What is the one thing that really reaches deeply into your soul and takes hold? Nothing comes to mind? That is OK — for now. Take some time. Seek out some quiet. Look at where you spend your money. Seek out what brings you joy. Read, talk, and most of all listen to the stories of others. Life is too short to waste. Bucket lists, a special car, a powerful title, a fancy house, the perfect spouse — all are goals to chase if that is your aim. Is your aim high enough? Things wear out, become passé, and rust. Contentment, joy, and peace will never come from things or titles; we will always need more. The old story goes that a man asked a wealthy man who seemingly had it all in money, title, and power, “How much is enough?” The wealthy man answered promptly, “Just a little bit more.”
Serving others will rarely bring you fame, wealth, and a multitude of things. Serving others can, however, give your life meaning, a feeling of contentment, and a joy no one can remove. CURE has many opportunities for you to serve. You can be an advocate for the children. You can raise funds to care for kids. You can form teams to perform maintenance on the hospitals. You or your church could “adopt” a CURE hospital to support its work. You could volunteer to raise funds to educate national doctors, nurses, and staff. You could help missionary kids find a college home and maybe be a place they could go for holidays. You could obtain needed supplies and equipment and arrange shipping to CURE Hospitals. This web site has information on CURE opportunities.

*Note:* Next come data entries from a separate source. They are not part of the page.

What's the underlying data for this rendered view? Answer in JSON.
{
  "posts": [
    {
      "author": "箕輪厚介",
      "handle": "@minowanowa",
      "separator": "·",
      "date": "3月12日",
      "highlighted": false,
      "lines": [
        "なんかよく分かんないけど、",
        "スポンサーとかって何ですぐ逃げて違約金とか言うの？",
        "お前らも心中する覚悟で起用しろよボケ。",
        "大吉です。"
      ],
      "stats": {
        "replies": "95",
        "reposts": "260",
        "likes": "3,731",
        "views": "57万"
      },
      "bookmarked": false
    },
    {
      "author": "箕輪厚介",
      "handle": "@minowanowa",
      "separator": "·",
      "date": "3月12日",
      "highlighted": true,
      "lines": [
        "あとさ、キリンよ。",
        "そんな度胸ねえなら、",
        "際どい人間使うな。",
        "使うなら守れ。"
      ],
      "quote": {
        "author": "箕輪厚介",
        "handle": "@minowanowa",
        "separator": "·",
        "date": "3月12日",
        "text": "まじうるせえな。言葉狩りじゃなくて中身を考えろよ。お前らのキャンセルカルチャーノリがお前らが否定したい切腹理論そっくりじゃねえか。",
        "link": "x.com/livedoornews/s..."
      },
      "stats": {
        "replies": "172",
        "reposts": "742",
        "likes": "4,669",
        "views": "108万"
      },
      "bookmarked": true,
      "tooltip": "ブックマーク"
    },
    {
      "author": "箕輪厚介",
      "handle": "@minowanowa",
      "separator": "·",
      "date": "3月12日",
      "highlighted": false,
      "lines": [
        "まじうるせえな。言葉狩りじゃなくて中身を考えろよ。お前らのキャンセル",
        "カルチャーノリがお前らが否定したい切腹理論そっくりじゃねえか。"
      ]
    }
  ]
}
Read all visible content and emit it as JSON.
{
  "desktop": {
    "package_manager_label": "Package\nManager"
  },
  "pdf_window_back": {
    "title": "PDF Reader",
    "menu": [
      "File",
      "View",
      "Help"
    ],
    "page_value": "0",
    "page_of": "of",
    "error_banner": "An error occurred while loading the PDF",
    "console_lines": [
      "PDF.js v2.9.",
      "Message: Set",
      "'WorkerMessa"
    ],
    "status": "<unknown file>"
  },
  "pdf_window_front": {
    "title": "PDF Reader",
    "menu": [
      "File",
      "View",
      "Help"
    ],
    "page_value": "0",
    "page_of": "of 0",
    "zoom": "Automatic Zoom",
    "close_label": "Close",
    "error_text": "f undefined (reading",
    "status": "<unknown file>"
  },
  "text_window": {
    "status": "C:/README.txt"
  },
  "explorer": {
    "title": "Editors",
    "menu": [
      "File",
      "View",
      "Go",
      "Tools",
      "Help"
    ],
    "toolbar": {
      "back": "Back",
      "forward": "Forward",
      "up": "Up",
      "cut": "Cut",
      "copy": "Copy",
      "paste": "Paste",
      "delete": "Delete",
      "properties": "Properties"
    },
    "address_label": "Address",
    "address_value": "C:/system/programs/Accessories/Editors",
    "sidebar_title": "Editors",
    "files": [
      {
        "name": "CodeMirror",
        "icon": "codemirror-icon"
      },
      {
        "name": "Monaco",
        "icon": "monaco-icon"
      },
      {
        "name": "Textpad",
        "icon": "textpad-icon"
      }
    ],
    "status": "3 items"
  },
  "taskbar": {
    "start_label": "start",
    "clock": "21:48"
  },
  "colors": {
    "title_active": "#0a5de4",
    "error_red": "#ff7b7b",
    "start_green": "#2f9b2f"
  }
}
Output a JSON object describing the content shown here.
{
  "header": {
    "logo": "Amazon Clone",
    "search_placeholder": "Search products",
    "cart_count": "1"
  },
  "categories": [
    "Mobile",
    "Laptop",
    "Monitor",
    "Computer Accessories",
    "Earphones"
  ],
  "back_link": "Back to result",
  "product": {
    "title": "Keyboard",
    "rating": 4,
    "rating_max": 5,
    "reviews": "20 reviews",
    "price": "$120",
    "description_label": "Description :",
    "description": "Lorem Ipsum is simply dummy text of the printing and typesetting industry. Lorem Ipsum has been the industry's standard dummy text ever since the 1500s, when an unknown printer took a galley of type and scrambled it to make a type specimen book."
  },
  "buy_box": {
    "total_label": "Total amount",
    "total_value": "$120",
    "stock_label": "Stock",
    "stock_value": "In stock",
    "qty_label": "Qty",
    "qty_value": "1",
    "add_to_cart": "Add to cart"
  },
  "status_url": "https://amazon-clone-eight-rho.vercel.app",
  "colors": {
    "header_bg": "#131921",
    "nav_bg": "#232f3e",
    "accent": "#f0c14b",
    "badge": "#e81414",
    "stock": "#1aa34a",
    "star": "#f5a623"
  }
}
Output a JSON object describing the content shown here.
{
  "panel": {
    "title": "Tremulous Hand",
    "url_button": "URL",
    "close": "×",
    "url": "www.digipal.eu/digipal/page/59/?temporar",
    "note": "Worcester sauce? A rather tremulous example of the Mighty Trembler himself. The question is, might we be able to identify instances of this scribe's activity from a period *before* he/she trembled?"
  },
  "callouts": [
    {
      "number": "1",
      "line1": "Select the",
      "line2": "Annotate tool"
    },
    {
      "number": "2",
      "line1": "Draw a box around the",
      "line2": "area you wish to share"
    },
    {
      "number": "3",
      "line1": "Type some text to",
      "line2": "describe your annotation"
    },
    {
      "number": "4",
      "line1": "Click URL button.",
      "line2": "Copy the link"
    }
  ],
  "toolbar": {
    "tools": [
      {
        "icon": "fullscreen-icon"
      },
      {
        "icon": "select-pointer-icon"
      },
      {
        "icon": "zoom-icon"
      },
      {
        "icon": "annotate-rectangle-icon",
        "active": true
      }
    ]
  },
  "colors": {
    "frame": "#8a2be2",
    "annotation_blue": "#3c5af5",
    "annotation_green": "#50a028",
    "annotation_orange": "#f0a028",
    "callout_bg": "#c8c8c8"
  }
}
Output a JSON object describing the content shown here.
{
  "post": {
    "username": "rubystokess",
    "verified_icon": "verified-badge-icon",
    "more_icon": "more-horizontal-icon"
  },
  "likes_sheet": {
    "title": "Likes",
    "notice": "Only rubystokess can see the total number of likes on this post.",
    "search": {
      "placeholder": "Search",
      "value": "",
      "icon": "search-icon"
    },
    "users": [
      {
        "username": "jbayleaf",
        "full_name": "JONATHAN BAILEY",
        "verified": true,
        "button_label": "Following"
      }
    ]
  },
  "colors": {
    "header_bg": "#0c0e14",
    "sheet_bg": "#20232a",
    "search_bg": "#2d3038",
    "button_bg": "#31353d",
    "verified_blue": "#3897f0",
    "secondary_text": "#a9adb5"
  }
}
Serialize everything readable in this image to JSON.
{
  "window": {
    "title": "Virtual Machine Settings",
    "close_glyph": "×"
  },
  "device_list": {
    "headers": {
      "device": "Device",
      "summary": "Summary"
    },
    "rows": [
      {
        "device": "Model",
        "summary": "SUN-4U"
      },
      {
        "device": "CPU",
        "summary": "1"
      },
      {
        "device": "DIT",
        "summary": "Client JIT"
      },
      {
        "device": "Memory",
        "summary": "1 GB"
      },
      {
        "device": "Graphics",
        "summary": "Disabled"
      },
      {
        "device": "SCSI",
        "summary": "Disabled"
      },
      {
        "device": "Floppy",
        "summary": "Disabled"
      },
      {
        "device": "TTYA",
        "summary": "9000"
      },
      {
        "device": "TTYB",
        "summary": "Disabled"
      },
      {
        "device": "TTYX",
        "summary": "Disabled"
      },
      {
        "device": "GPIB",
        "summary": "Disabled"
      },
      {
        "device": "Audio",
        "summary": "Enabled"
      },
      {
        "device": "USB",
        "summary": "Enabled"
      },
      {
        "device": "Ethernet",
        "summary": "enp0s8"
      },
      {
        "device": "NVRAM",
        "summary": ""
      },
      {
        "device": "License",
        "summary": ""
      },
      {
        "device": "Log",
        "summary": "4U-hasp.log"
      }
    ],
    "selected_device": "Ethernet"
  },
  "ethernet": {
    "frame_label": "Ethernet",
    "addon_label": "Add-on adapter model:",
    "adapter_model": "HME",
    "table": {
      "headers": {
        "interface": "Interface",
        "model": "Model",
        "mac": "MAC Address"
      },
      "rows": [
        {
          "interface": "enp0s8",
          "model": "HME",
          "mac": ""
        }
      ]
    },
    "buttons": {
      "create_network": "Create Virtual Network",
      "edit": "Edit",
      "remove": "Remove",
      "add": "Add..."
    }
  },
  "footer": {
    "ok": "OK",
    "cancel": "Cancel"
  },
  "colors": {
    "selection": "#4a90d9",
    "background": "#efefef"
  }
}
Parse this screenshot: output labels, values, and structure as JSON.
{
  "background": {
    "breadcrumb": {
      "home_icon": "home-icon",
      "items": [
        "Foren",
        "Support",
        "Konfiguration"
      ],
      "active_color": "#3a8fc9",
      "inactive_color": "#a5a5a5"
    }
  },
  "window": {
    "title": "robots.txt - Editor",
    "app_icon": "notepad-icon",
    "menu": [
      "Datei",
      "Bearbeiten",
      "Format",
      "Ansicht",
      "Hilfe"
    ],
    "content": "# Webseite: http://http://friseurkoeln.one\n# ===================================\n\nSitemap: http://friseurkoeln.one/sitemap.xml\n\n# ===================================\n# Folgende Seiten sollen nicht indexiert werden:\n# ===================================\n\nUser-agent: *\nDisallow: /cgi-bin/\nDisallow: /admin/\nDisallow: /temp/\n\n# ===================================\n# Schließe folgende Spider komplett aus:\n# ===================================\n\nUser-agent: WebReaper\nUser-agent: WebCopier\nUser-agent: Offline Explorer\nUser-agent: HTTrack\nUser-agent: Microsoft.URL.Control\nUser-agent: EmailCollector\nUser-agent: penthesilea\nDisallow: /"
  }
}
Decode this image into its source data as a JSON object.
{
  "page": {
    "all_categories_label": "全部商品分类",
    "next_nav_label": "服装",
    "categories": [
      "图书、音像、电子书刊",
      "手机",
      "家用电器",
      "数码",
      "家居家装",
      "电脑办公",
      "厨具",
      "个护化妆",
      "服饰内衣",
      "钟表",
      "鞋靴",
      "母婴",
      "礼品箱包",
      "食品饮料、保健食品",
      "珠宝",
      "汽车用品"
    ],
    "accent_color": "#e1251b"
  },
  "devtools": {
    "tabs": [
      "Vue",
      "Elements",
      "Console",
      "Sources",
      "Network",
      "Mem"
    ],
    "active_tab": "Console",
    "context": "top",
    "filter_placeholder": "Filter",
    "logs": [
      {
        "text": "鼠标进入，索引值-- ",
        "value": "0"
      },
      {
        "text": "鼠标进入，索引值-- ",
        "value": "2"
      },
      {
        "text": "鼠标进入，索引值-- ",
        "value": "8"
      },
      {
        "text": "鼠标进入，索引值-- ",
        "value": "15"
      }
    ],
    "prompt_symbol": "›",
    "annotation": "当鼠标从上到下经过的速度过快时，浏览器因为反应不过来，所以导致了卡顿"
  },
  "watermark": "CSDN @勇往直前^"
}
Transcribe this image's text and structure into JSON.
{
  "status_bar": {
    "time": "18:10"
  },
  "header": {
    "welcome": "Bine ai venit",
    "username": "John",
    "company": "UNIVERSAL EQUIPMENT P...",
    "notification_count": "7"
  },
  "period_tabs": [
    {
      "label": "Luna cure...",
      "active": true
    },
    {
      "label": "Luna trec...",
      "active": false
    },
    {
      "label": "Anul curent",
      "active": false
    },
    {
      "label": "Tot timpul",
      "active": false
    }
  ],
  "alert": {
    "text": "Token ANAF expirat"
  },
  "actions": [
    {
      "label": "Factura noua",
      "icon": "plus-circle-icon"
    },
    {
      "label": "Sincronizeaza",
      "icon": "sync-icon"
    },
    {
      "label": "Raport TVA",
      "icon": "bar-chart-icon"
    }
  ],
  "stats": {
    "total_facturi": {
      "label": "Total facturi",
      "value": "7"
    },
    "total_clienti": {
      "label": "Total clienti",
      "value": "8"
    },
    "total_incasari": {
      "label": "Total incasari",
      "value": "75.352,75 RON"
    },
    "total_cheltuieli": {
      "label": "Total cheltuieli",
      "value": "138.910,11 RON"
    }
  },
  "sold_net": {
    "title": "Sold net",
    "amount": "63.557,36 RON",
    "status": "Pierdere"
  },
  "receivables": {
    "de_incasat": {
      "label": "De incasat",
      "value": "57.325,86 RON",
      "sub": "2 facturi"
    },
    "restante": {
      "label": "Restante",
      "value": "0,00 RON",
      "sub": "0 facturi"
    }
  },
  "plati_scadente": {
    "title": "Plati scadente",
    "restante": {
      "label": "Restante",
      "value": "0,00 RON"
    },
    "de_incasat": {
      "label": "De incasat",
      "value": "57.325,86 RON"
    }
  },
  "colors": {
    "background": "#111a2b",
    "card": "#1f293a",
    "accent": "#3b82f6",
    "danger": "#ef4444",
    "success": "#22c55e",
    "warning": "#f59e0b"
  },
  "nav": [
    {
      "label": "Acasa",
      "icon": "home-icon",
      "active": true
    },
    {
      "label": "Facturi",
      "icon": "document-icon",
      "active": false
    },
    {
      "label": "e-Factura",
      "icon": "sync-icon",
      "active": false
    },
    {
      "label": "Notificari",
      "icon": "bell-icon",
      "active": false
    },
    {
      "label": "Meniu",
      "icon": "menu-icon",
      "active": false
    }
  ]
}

I wish to thank all of you who have given us your financial support. Without you, we would not be able to return to the field. Trips are in the plans for the UAE, Kenya, and a longer time in Ethiopia. I am in the process of gathering needed support and supplies as we embark on a different adventure. The future path is still a little foggy as to where and what all we will do. I do know that teaching and serving the physically disabled kids in the developing world is my current calling and my passion. I know God is faithful and has a plan. My job is to trust and step out in faith, firmly in His grip.